I tried to frame a code but can't judge the exact which Tag name needs to be choose, below is my code please help me to copy this data.
Dim ie As New InternetExplorer, ws As Worksheet
Set ws = ThisWorkbook.Worksheets("Sheet1")
With ie
.Visible = True
.Navigate2 "" & Sheets("Home").Range("C3").Text
While .Busy Or .readyState < 4: DoEvents: Wend
Sheets("Unit Data").Select
Dim listings As Object, listing As Object, headers(), results()
Dim r As Long, list As Object, item As Object
headers = Array("size", "features")
Set list = .document.getElementsByClassName("units-table main")
'.unit_size medium, .features, .promo_offers, .board_rate_wrapper p, .board_rate
Dim rowCount As Long
rowCount = .document.querySelectorAll(".units-table main li").Length
ReDim results(1 To rowCount, 1 To UBound(headers) + 1)
For Each listing In list
For Each item In listing.getElementsByTagName("li")
r = r + 1
On Error Resume Next
results(r, 1) = item.getElementsByClassName("container size")(0).innerText
results(r, 2) = item.getElementsByClassName("description")(0).innerText
On Error GoTo 0
Next
Next
ws.Cells(1, 1).Resize(1, UBound(headers) + 1) = headers
ws.Cells(2, 1).Resize(UBound(results, 1), UBound(results, 2)) = results
.Quit
End With
推荐答案
XHR:
所有信息均可通过 XMLHTTP(XHR)请求获得-比打开浏览器快得多.
All the info is available via XMLHTTP (XHR) request - much faster than opening a browser.
我首先使用.main li[class]
的css选择器检索行数."."
是类选择器,即是类型选择器,而[class]
是属性选择器.中间的空间" "
是后代组合器.那指定我要检索所有具有类属性的li
标记/类型元素,其父类的名称为main
.
I first retrieve the row count with a css selector of .main li[class]
.The "."
is a class selector, the li
is a type selector and the [class]
is an attribute selector.
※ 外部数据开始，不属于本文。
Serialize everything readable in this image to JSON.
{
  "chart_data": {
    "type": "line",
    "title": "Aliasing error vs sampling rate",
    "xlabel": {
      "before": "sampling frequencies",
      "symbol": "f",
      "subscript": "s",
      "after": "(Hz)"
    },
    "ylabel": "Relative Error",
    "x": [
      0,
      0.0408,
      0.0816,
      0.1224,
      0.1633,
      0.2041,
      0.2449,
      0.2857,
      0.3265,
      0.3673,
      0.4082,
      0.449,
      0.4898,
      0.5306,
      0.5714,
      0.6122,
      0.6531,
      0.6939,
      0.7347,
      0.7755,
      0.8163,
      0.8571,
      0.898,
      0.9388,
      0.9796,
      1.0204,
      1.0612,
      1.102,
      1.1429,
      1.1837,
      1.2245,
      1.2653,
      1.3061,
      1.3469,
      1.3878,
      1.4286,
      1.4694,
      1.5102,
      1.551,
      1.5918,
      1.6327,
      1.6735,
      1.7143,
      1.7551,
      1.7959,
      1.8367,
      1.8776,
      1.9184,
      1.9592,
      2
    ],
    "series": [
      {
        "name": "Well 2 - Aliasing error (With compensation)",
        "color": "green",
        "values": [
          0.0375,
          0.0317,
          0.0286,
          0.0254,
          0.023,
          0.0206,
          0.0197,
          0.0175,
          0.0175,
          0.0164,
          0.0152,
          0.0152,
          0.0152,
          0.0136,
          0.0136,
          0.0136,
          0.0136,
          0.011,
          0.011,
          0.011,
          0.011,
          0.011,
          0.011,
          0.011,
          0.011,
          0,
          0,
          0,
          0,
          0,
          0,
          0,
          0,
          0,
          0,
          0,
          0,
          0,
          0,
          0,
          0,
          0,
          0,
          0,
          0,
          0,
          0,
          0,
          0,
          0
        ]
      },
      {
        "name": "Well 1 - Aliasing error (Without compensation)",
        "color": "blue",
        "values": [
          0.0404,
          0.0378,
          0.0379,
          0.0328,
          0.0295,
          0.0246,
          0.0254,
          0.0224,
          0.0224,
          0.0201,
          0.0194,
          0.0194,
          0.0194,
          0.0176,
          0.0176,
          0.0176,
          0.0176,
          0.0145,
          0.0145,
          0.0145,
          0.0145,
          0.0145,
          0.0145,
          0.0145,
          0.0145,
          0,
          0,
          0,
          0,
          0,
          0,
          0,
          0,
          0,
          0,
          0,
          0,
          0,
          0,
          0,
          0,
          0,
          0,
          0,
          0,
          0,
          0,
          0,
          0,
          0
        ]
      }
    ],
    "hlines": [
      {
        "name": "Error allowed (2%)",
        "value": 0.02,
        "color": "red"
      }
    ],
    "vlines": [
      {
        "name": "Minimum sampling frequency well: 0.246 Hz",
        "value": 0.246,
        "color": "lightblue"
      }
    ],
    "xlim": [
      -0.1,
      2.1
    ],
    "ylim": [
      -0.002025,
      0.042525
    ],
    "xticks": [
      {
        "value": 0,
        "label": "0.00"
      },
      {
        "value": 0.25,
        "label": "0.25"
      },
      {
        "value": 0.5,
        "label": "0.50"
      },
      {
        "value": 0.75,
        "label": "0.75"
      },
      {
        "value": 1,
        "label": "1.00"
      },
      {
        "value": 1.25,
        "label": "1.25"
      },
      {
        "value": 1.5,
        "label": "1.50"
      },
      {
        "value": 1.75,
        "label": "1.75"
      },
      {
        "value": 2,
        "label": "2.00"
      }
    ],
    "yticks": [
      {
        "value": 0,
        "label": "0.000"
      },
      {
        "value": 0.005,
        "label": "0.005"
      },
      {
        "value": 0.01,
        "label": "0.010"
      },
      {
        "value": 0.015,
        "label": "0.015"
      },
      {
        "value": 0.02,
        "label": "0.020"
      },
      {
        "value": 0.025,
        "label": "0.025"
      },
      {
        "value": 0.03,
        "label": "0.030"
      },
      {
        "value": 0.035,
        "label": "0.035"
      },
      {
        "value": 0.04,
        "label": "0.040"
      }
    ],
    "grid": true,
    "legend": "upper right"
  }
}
The space, " "
, in between is a descendant combinator. That specifies I want to retrieve all li
tag/type elements, with a class attribute, having a parent whose classname is main
.
此匹配项如下:
如您所见,这给了我行数;用于从结果集中检索信息的父li
元素的数量.
As you can see, this gives me the row count; the number of parent li
elements to retrieve info from for the result set.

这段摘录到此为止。